How to Make a
Baby Squirrel Go Potty
When you find an orphan, it almost always needs to eliminate (go potty or poop). In the wild, baby squirrels are stimulated to both urinate and defecate by their mother gently licking the genital area until the baby relieves itself. This also effectively keeps the baby's bottom clean and healthy.
Since it is a rare individual who is willing to perform this task in the same fashion as the mom, you may use the method described here to accomplish the same outcome.
What is important to note is that you must simulate the baby to urinate and defecate every time you feed the baby. The baby cannot do it on its own until it is several weeks old (generally around the time it is fully furred at 5 to 6 weeks).
Even if you think the baby is urinating on its own because you see staining on its bedding does not mean it doesn't need help. Failure to stimulate the baby regularly to empty its bladder and bowels will result in a painful death.
How to Stimulate the Baby to Eliminate
You will need cotton balls, squares or soft tissue and moderately warm (not hot) water. Taking a soft cotton ball or tissue, gently but rapidly stroke the genital area in a circular motion (the way you would expect a mother squirrel would do it).
The baby should produce urine within a few seconds but sometimes it takes a bit longer so be persistent. Soon you should see a yellow staining on the material or feel dampness. Keep it up until the baby stops urinating. Baby squirrels are stimulated to defecate the same way. Normally, the babies feces (poop) is very small, oblong, mild smelling and firm. If the feces looks and smells about the same as the food that went in the front end of baby, then the baby is not digesting the formula. If this occurs or at any time the infant develops diarrhea or bloating, cut back on the concentration of formula (dilute with water) until the situation clears up.

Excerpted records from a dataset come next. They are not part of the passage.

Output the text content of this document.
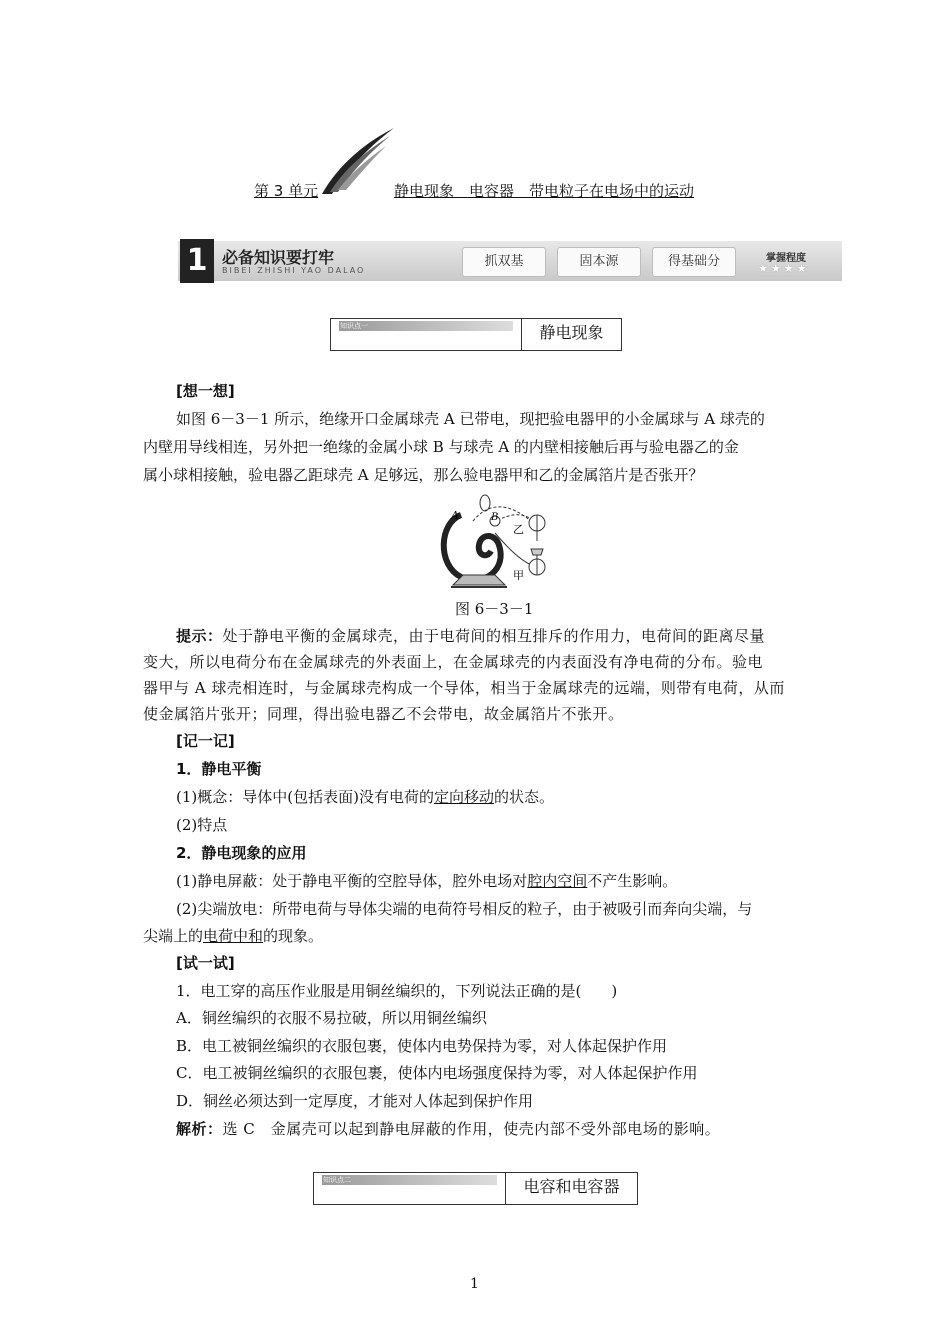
第 3 单元	静电现象　电容器　带电粒子在电场中的运动
1 必备知识要打牢
BIBEI ZHISHI YAO DALAO
抓双基	固本源	得基础分	掌握程度
★★★★
知识点一	静电现象
[想一想]
如图 6－3－1 所示，绝缘开口金属球壳 A 已带电，现把验电器甲的小金属球与 A 球壳的
内壁用导线相连，另外把一绝缘的金属小球 B 与球壳 A 的内壁相接触后再与验电器乙的金
属小球相接触，验电器乙距球壳 A 足够远，那么验电器甲和乙的金属箔片是否张开？
A	B
乙
甲
图 6－3－1
提示：处于静电平衡的金属球壳，由于电荷间的相互排斥的作用力，电荷间的距离尽量
变大，所以电荷分布在金属球壳的外表面上，在金属球壳的内表面没有净电荷的分布。验电
器甲与 A 球壳相连时，与金属球壳构成一个导体，相当于金属球壳的远端，则带有电荷，从而
使金属箔片张开；同理，得出验电器乙不会带电，故金属箔片不张开。
[记一记]
1．静电平衡
(1)概念：导体中(包括表面)没有电荷的定向移动的状态。
(2)特点
2．静电现象的应用
(1)静电屏蔽：处于静电平衡的空腔导体，腔外电场对腔内空间不产生影响。
(2)尖端放电：所带电荷与导体尖端的电荷符号相反的粒子，由于被吸引而奔向尖端，与
尖端上的电荷中和的现象。
[试一试]
1．电工穿的高压作业服是用铜丝编织的，下列说法正确的是(　　)
A．铜丝编织的衣服不易拉破，所以用铜丝编织
B．电工被铜丝编织的衣服包裹，使体内电势保持为零，对人体起保护作用
C．电工被铜丝编织的衣服包裹，使体内电场强度保持为零，对人体起保护作用
D．铜丝必须达到一定厚度，才能对人体起到保护作用
解析：选 C　金属壳可以起到静电屏蔽的作用，使壳内部不受外部电场的影响。
知识点二	电容和电容器
1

Reference the Recommended Reading links for more information on normal and abnormal feces.
Adding a small amount of acidophilus powder (found in capsules or crushed tables available at most stores that supply vitamins) into the fluid helps prevent and resolve loose stools.
If diarrhea, bloating, constipation or problems getting the baby to urinate persist for more than 24 hours, the baby must receive immediate medical attention from a veterinarian with experience in wildlife rehabilitation.
Try introducing acidophilus at each feeding. It really works to prevent and resolve pale, loose, foul smelling and runny stools.
Babies may not urinate and produce feces every time they eat, but you should be able to accomplish the task frequently every day.
Stimulate the baby for at least two minutes after each feeding. Clean up the bottom with a scent free baby wipe or warm water on a clean cotton ball or tissue.
It is vital that the baby be kept clean, so frequently clean its bottom and be sure to clean out bedding when soiled.